At the state and local level, even more innovative solutions are already working. In my home state of Utah, for instance, United Way of Salt Lake has partnered with two private financial institutions, Goldman Sachs and J. B. Pritzker, to provide first-rate early-education programs to thousands of Utah children. And they’ve done it without any interference from the federal government.

They call it a “pay for success” loan. With no upfront cost or risk to the taxpayers, private capital is invested in the Utah High Quality Preschool Program, which is implemented and overseen by United Way. If, as expected, the preschool program results in increased school readiness and improved academic performance, the state of Utah repays the private investors using the public funds it would have spent on remedial services for the children between kindergarten and the twelfth grade had they not participated in the program.
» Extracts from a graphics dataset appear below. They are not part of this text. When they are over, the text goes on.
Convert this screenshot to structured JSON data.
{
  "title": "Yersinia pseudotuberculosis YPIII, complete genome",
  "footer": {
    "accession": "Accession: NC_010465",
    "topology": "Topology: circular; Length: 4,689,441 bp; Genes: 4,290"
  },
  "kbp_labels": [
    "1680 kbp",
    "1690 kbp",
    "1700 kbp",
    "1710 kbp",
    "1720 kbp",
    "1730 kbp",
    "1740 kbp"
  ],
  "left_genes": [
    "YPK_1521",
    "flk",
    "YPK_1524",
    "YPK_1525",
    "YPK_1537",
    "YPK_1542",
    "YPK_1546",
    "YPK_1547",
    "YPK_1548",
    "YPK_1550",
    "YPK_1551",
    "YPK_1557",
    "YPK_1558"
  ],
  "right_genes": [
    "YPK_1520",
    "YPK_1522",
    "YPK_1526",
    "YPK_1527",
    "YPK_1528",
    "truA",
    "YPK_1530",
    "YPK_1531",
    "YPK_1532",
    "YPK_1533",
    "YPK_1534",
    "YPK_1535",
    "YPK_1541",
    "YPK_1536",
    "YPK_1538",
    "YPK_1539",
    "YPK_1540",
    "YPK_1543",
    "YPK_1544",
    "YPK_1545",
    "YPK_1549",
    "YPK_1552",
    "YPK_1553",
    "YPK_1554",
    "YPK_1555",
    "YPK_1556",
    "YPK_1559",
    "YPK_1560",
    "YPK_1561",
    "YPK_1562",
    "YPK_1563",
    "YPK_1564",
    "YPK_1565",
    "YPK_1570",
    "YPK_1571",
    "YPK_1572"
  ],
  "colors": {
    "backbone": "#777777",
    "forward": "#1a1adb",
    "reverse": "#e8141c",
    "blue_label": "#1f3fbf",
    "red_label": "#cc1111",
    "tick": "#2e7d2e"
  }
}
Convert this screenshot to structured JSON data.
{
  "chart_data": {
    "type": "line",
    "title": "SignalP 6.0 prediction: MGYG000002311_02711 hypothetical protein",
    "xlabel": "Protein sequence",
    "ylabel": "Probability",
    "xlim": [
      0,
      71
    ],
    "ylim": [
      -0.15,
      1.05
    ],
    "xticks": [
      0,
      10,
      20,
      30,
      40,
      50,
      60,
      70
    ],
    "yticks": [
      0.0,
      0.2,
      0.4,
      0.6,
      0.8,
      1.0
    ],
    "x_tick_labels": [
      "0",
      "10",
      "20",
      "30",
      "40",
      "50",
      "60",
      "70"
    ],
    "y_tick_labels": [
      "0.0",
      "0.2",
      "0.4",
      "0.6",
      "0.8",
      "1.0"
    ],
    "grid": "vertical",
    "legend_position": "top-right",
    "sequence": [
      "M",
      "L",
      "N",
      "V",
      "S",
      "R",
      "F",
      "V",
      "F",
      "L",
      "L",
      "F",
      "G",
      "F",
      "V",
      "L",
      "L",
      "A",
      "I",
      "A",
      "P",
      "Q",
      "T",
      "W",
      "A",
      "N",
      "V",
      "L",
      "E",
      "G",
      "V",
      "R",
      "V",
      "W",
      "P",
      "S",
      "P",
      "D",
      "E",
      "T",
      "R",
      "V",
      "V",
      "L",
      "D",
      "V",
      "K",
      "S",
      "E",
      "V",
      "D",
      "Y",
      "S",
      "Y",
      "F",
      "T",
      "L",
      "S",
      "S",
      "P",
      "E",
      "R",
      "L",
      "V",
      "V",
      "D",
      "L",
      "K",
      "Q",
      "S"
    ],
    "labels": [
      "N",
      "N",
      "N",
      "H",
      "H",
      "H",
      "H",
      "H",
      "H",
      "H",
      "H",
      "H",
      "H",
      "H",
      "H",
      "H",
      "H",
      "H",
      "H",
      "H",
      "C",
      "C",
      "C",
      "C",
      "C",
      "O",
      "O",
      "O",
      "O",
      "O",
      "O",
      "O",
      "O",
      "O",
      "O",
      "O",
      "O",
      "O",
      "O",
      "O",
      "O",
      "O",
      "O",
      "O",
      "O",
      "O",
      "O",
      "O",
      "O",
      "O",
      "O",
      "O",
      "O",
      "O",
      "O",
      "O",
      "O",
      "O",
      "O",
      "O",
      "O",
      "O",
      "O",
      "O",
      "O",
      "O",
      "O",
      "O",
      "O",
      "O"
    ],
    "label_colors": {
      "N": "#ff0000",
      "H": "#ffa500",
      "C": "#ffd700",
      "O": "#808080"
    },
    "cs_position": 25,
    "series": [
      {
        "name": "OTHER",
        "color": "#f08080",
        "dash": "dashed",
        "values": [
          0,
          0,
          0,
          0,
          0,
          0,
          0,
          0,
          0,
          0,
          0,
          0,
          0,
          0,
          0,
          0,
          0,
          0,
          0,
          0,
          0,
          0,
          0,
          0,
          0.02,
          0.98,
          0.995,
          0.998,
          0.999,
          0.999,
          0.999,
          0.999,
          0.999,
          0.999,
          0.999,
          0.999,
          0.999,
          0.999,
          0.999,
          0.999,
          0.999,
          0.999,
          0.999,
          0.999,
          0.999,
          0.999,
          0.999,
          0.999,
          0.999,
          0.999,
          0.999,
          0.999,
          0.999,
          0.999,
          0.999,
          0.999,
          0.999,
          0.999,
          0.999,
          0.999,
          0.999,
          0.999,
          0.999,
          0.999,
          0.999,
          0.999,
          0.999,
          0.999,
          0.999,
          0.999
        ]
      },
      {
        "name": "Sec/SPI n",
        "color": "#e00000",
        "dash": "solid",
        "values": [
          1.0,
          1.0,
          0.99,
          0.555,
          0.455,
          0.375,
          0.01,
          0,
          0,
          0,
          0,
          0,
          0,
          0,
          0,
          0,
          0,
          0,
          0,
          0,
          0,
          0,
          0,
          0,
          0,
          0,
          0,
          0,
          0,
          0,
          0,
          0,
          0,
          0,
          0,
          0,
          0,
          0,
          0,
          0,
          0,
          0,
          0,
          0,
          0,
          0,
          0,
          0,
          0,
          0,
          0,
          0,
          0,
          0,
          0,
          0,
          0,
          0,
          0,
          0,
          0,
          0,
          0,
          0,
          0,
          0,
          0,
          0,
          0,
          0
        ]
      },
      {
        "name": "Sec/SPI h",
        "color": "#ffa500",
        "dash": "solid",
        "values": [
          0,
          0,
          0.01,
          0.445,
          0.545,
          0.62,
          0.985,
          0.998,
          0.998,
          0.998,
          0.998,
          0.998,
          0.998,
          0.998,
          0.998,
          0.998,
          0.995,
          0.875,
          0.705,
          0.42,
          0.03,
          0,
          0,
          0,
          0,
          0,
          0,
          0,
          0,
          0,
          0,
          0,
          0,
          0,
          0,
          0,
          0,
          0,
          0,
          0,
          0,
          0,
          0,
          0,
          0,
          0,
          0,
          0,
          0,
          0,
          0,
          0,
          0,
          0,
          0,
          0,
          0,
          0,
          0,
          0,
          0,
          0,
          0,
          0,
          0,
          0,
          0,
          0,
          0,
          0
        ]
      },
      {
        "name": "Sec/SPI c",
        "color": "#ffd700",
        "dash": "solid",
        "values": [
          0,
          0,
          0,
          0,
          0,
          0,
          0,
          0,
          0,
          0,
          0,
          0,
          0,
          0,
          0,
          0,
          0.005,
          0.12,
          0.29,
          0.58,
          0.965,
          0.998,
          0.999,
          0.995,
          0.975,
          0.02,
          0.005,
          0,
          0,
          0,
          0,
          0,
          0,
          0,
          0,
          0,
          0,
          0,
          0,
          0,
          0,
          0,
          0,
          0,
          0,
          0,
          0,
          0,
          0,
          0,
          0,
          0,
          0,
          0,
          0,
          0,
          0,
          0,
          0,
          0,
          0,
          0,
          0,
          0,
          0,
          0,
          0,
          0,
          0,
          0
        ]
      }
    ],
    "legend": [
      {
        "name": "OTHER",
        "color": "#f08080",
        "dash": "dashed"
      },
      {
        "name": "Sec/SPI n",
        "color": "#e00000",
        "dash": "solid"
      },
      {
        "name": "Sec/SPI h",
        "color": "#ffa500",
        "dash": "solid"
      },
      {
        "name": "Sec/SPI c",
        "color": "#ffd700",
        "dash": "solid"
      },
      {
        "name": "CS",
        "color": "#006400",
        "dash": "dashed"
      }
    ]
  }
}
Washington policymakers should look at Utah’s pay-for-success initiatives — and other local success stories like them — not simply as potential federal programs, but as a testament to the power of community-level problem-solving. It is precisely this kind of innovation and experimentation that would be crowded out if Washington were allowed to set up a federal monopoly in the pre-K and child-care sphere.

After making sure the ESEA reauthorization isn’t used to expand Washington’s control over early-childhood education and care, Congress must advance reforms that empower parents — with flexibility and choice — to do what’s in the best interest of their children.